Monday, March 10, 2008

Under "me" in the dictionary, you'd find...

Most of the time I look at myself in the mirror, not recognizing the girl I've become. I'm young. A lot has changed in my short life in the last couple of years. I've let go of a lot in the last couple of years.

The problem is, that I'm not sure I ever knew who I was. I existed, and I was...but I wasn't in touch with that. There were points in time when I believed I was whole heartedly connected to me. Those points were linked together by periods of chaos and tumult. And for the most part, the things that made up who I was were all set in motion by myself and the thought that the person I was should take that action. After all, certain types of people take certain roads. Or so I thought.

I'm most likely being a little confusing. Let me explain.

In high school I was torn apart by two juxtaposing sides. I was a cheerleader on one hand. I'd tried out all through middle school and never made the squad. I persevered though, and when I auditioned for the high school varsity's squad at the end of eighth grade, I made it. Suddenly all the girls that either hadn't noticed me, or that had noticed me but didn't like me anyway, became my friends. I was popular. Later on in high school I had friends admit to me that they thought I'd actually moved to town in ninth grade. They didn't realize I'd lived in that town for three previous years. Apparently I meant nothing until I was a for a while, that was who I was. But not really. I was still generally the odd one out when it came to the social arena. I was a hanger-on...only included by association.

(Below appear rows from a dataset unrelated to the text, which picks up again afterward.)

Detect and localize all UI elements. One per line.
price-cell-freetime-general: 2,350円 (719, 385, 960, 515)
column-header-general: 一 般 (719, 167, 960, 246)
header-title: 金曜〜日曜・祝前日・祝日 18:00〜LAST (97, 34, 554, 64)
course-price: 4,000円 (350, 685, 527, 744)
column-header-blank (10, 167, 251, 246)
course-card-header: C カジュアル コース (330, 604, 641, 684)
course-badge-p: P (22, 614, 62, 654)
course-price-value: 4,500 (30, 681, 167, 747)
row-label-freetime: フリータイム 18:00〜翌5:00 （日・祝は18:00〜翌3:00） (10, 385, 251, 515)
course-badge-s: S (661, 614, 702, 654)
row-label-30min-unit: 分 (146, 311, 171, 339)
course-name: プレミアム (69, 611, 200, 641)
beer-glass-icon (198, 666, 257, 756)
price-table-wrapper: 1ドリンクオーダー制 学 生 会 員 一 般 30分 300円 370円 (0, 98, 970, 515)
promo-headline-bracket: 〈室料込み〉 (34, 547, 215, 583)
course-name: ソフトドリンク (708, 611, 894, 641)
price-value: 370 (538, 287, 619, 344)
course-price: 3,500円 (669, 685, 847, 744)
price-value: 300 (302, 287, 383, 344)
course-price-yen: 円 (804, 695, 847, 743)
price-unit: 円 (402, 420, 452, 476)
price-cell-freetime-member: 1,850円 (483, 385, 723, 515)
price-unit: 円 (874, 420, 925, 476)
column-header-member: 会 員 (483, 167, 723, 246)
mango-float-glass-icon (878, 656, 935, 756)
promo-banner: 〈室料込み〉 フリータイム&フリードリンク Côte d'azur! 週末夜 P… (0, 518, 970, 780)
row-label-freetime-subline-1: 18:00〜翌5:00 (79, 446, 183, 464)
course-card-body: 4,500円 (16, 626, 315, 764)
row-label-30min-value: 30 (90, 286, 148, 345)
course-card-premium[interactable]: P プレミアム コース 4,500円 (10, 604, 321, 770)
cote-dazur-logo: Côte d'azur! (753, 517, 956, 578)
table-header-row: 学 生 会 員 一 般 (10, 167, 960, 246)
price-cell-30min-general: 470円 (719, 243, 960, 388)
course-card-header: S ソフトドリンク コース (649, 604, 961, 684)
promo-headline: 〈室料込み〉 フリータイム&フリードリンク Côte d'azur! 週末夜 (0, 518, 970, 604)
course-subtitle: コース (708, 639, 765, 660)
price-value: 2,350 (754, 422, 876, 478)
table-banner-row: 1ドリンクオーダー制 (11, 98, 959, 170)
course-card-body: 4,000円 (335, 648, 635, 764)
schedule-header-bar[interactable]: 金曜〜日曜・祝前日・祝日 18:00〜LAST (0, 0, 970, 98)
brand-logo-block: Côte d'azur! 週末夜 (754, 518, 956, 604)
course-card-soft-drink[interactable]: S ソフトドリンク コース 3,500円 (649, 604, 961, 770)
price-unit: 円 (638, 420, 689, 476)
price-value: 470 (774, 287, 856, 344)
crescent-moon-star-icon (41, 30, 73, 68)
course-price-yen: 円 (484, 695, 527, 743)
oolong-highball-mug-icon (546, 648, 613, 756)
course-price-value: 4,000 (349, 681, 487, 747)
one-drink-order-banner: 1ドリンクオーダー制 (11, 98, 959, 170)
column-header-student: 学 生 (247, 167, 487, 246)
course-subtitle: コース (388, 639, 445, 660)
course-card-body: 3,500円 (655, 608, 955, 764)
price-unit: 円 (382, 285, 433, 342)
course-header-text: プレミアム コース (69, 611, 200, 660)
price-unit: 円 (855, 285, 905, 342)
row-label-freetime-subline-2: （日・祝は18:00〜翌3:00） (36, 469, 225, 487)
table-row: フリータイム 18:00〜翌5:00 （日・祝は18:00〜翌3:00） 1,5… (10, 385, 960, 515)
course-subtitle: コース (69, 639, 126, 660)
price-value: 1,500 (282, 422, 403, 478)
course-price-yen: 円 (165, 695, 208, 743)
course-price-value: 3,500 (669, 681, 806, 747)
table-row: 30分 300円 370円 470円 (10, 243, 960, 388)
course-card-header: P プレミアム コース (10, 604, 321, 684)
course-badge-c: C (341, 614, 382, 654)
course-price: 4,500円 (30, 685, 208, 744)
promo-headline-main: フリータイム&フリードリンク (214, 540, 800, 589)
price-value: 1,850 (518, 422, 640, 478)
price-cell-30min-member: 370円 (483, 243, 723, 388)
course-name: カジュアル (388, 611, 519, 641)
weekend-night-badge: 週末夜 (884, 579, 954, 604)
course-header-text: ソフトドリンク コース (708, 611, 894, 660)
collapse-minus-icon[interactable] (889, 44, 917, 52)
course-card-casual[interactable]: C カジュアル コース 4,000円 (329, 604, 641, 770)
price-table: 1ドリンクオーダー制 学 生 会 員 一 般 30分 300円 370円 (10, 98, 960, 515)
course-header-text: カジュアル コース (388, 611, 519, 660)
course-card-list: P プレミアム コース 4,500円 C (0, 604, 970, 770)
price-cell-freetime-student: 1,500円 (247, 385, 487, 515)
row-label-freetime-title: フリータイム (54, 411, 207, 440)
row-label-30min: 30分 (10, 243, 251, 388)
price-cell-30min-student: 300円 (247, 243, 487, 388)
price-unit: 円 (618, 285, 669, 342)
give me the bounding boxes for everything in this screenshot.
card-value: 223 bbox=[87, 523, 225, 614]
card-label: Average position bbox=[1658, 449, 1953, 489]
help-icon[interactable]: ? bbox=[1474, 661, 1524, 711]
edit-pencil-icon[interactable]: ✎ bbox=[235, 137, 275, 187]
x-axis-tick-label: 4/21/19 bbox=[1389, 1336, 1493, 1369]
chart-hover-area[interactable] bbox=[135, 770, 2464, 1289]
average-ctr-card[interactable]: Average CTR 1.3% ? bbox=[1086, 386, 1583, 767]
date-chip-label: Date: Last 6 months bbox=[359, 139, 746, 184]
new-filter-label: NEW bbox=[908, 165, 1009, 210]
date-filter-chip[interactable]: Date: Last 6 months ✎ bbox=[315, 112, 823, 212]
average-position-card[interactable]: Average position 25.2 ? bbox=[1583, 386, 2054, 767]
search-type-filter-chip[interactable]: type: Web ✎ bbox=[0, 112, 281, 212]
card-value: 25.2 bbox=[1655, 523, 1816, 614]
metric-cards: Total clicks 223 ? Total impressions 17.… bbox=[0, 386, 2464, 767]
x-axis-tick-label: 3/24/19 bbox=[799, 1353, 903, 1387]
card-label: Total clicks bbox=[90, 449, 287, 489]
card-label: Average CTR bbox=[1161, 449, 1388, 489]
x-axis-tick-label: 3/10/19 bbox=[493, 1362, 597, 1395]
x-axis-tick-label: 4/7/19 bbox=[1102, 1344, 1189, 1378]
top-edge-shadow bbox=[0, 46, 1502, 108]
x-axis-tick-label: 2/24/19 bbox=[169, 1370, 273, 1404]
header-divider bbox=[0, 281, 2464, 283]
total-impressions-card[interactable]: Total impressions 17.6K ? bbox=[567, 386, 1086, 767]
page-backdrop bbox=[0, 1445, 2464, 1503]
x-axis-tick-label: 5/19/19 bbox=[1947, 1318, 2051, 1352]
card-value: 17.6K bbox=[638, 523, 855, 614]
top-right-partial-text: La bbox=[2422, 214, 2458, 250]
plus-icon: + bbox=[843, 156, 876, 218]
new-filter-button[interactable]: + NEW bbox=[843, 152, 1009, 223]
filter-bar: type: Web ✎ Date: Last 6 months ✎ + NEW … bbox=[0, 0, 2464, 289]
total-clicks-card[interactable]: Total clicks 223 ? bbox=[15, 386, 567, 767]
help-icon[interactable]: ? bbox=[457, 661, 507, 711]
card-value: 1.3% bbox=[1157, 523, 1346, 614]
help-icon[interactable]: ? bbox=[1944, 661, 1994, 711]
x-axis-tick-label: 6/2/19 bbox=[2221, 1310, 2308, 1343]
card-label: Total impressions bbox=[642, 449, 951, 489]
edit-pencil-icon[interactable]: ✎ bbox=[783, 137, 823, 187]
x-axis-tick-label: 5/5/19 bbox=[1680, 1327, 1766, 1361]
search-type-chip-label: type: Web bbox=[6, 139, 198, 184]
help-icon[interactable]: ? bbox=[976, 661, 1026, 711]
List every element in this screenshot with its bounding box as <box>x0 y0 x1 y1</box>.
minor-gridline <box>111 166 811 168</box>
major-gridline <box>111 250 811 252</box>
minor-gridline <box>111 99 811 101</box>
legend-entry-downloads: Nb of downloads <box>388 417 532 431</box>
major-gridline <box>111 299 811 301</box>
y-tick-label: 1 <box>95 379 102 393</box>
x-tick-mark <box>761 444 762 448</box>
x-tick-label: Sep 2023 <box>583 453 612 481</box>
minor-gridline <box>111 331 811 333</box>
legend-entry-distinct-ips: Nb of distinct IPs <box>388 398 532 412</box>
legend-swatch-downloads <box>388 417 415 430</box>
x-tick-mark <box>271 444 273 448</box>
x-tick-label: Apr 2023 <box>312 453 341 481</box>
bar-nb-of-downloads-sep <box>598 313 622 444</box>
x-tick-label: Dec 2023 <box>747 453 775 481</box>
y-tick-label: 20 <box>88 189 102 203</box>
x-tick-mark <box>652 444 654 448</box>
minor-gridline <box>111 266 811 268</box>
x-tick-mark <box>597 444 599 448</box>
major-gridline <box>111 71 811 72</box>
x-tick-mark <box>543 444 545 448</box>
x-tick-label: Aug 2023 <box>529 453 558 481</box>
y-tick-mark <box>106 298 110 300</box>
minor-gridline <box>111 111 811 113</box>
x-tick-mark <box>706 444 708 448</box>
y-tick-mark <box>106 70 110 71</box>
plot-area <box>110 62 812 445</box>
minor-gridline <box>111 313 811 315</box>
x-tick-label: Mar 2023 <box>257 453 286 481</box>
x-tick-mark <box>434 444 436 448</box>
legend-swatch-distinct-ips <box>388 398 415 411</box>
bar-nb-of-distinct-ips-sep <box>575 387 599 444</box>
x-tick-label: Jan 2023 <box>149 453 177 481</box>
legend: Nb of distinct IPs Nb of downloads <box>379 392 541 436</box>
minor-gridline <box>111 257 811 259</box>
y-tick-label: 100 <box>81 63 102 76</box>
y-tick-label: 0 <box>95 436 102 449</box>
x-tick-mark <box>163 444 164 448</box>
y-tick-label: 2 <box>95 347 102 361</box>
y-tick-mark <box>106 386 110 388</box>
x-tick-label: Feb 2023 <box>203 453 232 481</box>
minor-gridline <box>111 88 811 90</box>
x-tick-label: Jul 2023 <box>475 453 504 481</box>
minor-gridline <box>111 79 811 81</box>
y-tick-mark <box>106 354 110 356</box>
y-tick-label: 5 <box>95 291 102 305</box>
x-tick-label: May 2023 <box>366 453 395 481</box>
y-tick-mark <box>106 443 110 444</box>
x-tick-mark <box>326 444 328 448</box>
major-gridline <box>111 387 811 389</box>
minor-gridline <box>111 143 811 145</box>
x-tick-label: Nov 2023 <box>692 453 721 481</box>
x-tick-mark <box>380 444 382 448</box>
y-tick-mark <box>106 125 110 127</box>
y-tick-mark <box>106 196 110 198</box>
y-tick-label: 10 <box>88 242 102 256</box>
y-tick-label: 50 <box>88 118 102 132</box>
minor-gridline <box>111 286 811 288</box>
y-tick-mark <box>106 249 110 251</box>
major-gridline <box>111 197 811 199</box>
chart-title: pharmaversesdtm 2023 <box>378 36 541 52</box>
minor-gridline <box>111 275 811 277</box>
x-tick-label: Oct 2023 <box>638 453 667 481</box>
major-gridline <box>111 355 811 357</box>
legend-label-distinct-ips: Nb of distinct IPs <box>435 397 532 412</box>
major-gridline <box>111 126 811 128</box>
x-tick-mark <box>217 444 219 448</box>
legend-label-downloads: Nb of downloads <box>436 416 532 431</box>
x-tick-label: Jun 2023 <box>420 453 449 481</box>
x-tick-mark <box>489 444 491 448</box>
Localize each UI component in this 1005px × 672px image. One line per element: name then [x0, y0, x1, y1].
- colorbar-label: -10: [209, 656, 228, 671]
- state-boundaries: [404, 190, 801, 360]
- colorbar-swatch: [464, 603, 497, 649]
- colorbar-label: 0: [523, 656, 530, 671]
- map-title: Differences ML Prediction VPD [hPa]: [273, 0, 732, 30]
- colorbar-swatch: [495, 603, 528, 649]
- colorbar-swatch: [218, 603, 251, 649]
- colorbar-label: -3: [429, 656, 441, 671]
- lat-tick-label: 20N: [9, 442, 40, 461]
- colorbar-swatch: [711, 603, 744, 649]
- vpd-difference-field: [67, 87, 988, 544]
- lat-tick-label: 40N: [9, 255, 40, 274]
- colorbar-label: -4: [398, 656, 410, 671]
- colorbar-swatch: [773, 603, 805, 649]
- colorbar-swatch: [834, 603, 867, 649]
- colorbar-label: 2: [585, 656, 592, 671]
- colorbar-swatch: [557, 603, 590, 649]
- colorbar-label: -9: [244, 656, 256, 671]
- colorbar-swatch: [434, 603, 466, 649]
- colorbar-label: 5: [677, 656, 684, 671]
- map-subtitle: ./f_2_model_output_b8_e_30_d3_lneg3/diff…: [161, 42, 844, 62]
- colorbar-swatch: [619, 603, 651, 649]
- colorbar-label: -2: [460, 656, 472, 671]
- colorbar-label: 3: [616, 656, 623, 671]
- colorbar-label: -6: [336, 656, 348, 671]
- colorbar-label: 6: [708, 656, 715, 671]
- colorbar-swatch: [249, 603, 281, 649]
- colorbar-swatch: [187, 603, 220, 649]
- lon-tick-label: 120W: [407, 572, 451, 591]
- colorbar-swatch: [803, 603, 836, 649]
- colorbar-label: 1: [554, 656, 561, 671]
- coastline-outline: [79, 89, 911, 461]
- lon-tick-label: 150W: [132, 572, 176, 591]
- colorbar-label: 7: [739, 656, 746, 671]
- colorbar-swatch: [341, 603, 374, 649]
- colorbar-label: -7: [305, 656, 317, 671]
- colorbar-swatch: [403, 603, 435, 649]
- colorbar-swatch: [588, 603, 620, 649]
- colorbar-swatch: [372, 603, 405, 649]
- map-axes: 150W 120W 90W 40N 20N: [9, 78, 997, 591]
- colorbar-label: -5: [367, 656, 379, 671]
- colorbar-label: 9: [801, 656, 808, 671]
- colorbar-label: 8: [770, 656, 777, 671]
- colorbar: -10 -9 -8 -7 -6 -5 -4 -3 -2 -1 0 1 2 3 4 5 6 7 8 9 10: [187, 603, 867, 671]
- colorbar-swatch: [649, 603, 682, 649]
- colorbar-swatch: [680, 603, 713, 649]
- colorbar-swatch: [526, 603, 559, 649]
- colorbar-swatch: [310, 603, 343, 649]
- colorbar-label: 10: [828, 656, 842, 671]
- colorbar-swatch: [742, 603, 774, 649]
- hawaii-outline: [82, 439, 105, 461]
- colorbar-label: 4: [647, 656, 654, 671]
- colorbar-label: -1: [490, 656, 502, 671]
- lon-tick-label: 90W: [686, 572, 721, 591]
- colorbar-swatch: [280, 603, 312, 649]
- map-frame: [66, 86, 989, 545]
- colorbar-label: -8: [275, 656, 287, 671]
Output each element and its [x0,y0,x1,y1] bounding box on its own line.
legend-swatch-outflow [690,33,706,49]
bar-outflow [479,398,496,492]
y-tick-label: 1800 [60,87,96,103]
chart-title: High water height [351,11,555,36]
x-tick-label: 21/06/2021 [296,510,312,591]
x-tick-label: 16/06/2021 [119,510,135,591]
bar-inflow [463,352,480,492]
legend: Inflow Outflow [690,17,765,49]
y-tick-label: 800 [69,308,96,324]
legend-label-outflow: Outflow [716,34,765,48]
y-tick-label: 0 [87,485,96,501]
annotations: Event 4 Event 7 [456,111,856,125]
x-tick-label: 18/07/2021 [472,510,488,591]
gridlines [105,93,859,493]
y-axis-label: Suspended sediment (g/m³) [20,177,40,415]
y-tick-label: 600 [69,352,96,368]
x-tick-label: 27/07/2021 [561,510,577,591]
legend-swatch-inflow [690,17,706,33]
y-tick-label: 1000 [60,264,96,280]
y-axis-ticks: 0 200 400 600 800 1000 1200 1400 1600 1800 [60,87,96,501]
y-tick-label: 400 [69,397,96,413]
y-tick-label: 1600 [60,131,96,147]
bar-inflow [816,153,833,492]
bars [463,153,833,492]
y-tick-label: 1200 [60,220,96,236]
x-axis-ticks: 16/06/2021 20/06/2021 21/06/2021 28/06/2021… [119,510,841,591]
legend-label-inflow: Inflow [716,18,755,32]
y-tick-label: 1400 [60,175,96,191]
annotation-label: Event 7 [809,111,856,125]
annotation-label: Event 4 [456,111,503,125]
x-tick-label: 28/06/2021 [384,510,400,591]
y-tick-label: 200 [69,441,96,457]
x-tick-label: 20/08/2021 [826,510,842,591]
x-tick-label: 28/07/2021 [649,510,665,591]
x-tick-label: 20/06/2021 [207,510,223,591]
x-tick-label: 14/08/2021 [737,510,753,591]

When I decided to show a bit more of another person I thought I was, I quit the cheerleading squad. After all, a punker can't be a cheerleader. It doesn't fit, right? I told everyone I was quitting cheerleading after two years because I'd earned my letterman jacket already. The truth was that I was trying to make myself fit into a specific mold. High school continued on. I varnished my perfect cheerleader persona. I suppose I was still popular, in a way. I was still on the outer rim of the it-clique. I think I was held there mostly by sick curiosity. All the kiddies wanted to see what strange thing I'd wear or crazy thing would come out of my mouth next. Some of my teachers hated who I was...and some loved me for it. I loved me for it. But behind the curtains and black eyeliner was a very chaotic family life. My childhood had not been picturesque, and my teen years weren't shaping up as Rockwellian either. Most people didn't see that though. They saw the self portrait I'd painted for the rest of the world. They didn't get to see me go home and cry every night. They didn't know that my best friend and I had some sort of strange anorexic pact going. They don't know the true story of what happened when I was raped at 16. They saw black clothing, a need to be different and a girl who either intrigued or repulsed them.

During that time, I thought of myself as an artist. I'd continue to do that for the longest time. I was president of the art club in high school, and had two art classes per day my senior year. It shouldn't be surprising that I chose to go to art school...that was who I was. Right? In art school I eventually met my husband...and my life started to change again. I was in a very dark period when my husband met me. He pulled me straight out. He wasn't a boy I'd thought to be my "type," and for the first time, I let myself go against what type I thought I was.

So here I am, only a few years down the road from all of that. High school wasn't that long ago. That person I was then isn't that far away. And somewhere along the road, I've managed to dump every single scrap of self I accumulated along the way. I'm a stay at home mom now. I'm a Democratic delegate. I'm the assistant organizer of a play group. I'm active in a church. I no longer paint. I no longer wear the coats of black eyeliner that I thought were such a badge of courage. But those things and so many others were a part of me for so long, that now that they're not I'm having a hard time defining me. Maybe it's part of growing up. Who knows. I still wonder what I'll be when I grow up.

I just wonder why I have such an urge to define myself as anything. Why do I feel like living without boundaries or definitions is so hard? For some reason, I just don't feel secure without lines to color in. I don't know why. Do you? Or are you one of those people who baulk definitions?


Kelly said...

oh my gosh..I could have written that post..I have so much to say..I should email instead of leaving a long ass comment in this here box. But..I forgot it!...duh..

Missy said...

Lovely post, so honest and I appreciate that.

I suppose I do not define myself...I have never really had 1 solid group of friends...just scattered about friends who know me but not so much each other.

As I age I do notice how sometimes I come to realize that people who I thought were great either grew apart from me, or changed, or else maybe I never realized something about them that is really ugly to me. I sometimes wonder if I have poor judgment or if I just make assumptions before I get to know people.

I still have a very scattered group of wonderful friends and I know that we influence each others lives in positive ways (more so than negative!).

Duchess said...

What a wonderful post! I completely relate, and think that it's times like this that we are the most vulnerable and, therefore, the most open to potential change. Good for you for recognizing it instead of ignoring it out of fear. I know it's an uncomfortable feeling, but I think it's intensely healthy. Brava!